This week will be an introduction to Feature Hashing and Locality Sensitive Hashing (LSH). Watch my video here about feature hashing and locality sensitive hashing.
Watch my lecture here: https://youtu.be/_1XQFIa15lM
After this week, you are supposed to know:
- What feature learning and locality sensitive hashing is
- How to implement and use feature hashing and locality sensitive hashing
- Use cases for feature hashing and locality sensitive hashing
Download all the following files: https://github.com/fergiemcdowall/reuters-21578-json/tree/master/data/full
Load them into Python. Remove all articles that do not have at least one topic and a body. This should give you 10377 articles remaining.
Make a bag-of-words encoding of the body of the articles. Remember to lower-case all words. This should result in a matrix, with one row for each article (which has a topic) and one column for each unique word in those articles.
How many features/columns do you get in your term/document matrix from your bag-of-words encoding? One solution (mine) gives a matrix of size 10377 x 70794 (this is without removing punctuation).

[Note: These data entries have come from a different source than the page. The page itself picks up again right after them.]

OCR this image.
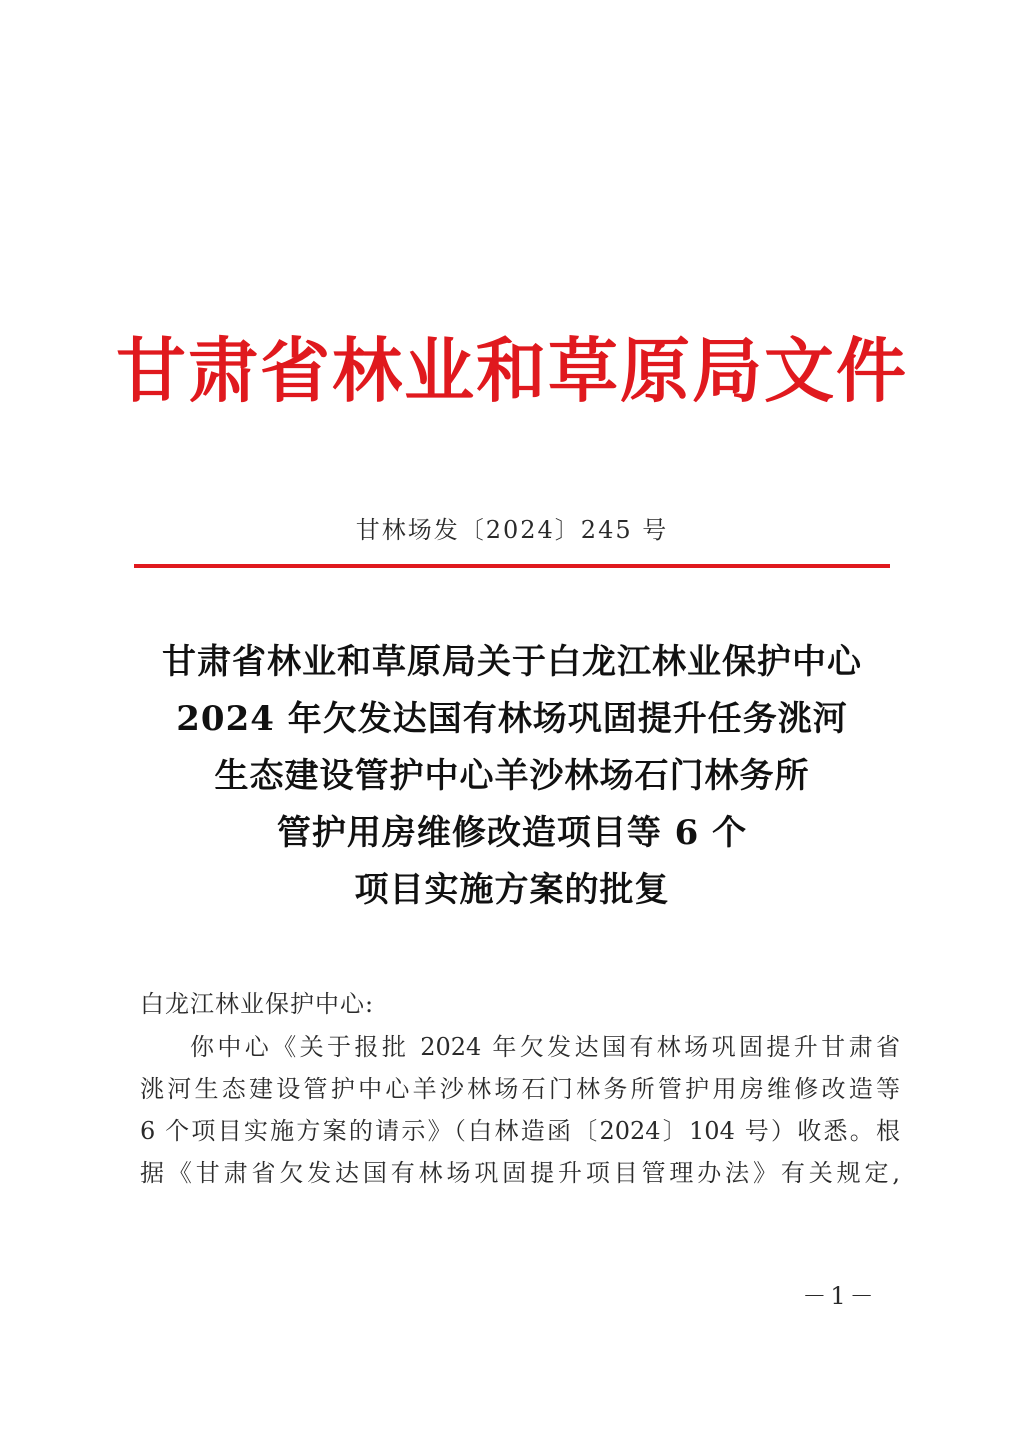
甘肃省林业和草原局文件
甘林场发〔2024〕245 号
甘肃省林业和草原局关于白龙江林业保护中心
2024 年欠发达国有林场巩固提升任务洮河
生态建设管护中心羊沙林场石门林务所
管护用房维修改造项目等 6 个
项目实施方案的批复
白龙江林业保护中心:
你中心《关于报批 2024 年欠发达国有林场巩固提升甘肃省
洮河生态建设管护中心羊沙林场石门林务所管护用房维修改造等
6 个项目实施方案的请示》（白林造函〔2024〕104 号）收悉。根
据《甘肃省欠发达国有林场巩固提升项目管理办法》有关规定,
－1－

Train a random forest classifier to predict if an article has the topic ‘earn’ or not from the body-text (encoded using bag-of-words). Use 80% of the data for training data and 20% for test data. Use 50 trees (n_estimators) in your classifier.
How does the classifier perform (how large a fraction of the documents in the test set are classified correctly)?
Now implement feature hashing and use 1000 buckets instead of the raw bag-of-words encoding.
How does this affect your classifier performance?
Implement your own MinHash algorithm.
Using the same dataset as before, hash the body of some of the articles (encoded using bag of words) using MinHash – to get the code to run faster, work with just 100 articles to begin with.
Try with different number of hash functions/permutations (for example 3, 5, 10).
Look at which documents end up in the same buckets. Do they look similar? Do they share the same topics?